Bissani opte pour l’analyse du «dernier amour de Ghannou», nouvelle qui se situe dans Le Jardin de Hawwā (Marsam, 2004). Il commence sa réflexion par un  rappel on ne peut plus intéressant. Il s’agit de la revendication de la femme qui n’est pas toujours d’ordre matériel puisque cette dernière est un être profondément mystique.

L’histoire de Ghannou, femme éprise de Dieu, choisit la solitude et le silence après la mort de son mari. Elle se replie ainsi dans son seul arabe, le figuier, lequel incarne une figure épiphanique permettant au personnage de célébrer son attachement inconditionnel à Dieu. Cette femme est habitée profondément par la trace mystique et elle vit sous l’égide de l’expérience du néant.

Amie de Dieu, Ghannou, sacrifie son corps en vue de s’affranchir de sa pesanteur. Conscient que son propos peut être mal interprété, Atmane Bissani explique dans une note de bas de page que le souhait de Ghannou s’inscrit dans la tradition soufie ; ce n’est pas une haine de soi, ni d’humanité comme celle revendiquée par les terroristes habités par la haine de l’humanité, mais plutôt un dépassement de soi pour atteindre l’anéantissement. Folle de Dieu, Ghannou établit un rapport érotique avec son arbre qu’elle tient comme une manifestation de Dieu, ce qui explique son extase comme un état de transformation totale de sa relation avec le monde. En d’autres mots, Ghannou est une femme qui se donne à Dieu et qui suggère – selon Atmane Bissani – avec sa faculté d’aimer et sa passion que les revendications de la femme ne peuvent pas se réduire à des revendications matérielles. Le Shath, comme débordement, permet au sujet féminin d’être absent et de porter en lui-même la lumière divine. Avec lucidité et aimance, l’écrivain Bernoussi Saltani insiste dans sa préface sur le rôle majeur que peut jouer la mystique dans l’apprivoisement du monde qui devient de plus en plus complexe. L’auteur de «Homère à BabFtouh de Fès» (Sagacita, 2018) salue  dans cette belle et pertinente préface l’entreprise d’Atmane Bissani, une entreprise humaniste qui tente de (ré)activer en nous la sagesse des grands maîtres soufis.

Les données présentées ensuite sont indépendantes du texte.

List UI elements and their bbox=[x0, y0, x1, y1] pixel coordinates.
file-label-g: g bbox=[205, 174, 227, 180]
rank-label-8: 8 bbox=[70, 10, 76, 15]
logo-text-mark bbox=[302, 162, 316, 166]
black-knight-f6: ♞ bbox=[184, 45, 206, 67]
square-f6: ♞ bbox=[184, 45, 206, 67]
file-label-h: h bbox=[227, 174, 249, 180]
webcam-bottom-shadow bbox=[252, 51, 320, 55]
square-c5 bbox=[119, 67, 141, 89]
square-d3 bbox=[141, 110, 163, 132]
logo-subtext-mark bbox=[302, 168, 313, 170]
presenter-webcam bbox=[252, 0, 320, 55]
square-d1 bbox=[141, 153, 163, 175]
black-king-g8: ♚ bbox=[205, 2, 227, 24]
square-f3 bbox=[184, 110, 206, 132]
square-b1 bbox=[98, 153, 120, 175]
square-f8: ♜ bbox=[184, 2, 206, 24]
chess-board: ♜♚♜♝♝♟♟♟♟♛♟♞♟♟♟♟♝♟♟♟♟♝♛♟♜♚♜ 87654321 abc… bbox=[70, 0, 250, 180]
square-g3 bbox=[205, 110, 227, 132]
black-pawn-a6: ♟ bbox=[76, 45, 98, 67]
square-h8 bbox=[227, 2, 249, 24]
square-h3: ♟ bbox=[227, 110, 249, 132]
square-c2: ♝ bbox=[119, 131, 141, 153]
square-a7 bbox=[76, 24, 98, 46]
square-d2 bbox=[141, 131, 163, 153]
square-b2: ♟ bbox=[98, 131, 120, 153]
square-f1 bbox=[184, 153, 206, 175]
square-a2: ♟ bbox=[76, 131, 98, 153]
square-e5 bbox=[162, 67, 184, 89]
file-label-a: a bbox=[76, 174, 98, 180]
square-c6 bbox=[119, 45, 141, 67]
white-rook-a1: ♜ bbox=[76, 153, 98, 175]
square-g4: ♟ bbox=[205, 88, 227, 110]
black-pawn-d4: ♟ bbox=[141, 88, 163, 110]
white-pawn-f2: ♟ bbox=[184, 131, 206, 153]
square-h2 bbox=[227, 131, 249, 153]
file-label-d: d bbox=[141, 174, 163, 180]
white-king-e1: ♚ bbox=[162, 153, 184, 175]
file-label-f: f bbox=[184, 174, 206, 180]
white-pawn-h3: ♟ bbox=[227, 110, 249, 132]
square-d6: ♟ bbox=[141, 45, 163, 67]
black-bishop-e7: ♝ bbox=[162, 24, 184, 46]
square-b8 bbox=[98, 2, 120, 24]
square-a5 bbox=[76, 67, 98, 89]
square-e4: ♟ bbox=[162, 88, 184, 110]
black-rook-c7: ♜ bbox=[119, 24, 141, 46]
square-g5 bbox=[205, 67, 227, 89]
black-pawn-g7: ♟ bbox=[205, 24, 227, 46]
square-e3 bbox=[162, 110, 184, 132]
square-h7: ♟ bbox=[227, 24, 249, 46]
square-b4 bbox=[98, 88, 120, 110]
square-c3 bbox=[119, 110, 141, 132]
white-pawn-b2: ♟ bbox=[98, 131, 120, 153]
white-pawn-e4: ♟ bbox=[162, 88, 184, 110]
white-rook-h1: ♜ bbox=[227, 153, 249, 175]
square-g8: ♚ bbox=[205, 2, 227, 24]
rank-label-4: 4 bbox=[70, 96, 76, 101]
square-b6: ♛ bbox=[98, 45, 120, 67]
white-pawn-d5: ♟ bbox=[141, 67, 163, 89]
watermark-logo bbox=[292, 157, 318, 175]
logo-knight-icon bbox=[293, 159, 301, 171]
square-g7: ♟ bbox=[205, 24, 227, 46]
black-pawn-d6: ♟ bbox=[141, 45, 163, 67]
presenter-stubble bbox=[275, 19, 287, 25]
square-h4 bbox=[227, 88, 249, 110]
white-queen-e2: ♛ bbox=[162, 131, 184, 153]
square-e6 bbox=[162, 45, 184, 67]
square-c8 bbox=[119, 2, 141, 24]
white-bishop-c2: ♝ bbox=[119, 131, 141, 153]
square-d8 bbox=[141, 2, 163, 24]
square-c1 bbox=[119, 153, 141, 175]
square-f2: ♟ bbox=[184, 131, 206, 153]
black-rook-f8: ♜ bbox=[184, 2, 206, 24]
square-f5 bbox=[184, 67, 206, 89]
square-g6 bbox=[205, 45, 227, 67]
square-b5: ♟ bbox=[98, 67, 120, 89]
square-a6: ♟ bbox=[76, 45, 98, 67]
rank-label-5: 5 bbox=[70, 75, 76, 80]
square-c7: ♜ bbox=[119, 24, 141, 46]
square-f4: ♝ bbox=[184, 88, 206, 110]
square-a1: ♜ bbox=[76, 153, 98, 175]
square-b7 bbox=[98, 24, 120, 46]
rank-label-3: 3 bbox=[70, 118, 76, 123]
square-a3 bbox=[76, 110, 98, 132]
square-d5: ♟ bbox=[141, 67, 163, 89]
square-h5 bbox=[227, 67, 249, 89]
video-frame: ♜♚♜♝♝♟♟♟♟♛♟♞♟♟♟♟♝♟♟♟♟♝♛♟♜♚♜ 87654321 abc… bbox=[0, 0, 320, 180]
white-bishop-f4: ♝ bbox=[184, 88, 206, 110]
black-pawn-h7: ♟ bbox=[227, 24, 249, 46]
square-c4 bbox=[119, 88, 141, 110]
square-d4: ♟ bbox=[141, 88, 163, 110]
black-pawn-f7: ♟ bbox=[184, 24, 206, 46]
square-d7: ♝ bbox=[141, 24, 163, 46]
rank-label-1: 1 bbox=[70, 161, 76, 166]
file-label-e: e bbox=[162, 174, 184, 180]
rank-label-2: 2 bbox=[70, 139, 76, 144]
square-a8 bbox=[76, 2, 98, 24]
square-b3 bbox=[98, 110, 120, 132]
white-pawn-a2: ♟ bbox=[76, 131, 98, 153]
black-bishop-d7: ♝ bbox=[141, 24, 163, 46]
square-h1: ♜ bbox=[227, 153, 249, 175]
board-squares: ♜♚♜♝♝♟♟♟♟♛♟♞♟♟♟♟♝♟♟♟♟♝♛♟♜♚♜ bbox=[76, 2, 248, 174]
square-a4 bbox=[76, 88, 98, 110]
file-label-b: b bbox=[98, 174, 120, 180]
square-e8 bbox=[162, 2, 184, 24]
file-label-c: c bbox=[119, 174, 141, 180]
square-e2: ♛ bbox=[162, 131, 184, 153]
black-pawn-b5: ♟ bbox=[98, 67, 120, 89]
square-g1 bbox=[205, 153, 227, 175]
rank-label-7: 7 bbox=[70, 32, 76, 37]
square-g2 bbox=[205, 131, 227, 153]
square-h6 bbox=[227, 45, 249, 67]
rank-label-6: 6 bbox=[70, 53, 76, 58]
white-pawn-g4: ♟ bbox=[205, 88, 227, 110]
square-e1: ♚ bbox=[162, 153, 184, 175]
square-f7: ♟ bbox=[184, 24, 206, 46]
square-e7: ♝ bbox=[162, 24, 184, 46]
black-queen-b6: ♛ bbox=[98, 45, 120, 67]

La mystique incarne ainsi un visage lumineux de l’islam et des autres traditions religieuses. Chez ces écrivains proposés à l’analyse, les personnages sont souvent prédisposés à l’exil, à l’anéantissement (fanâ) et à l’amour inconditionnel à l’égard de l’Aimé, Dieu ; en bref, toute la littérature soufie est hantée par un registre amoureux, où Dieu est appelé l’«Aimé», l’«Adoré», etc. Il s’agit principalement d’une tradition de la reconnaissance et de l’amour. Ibn Arabi dit dans cette perspective : «L’Amour est ma religion et ma foi».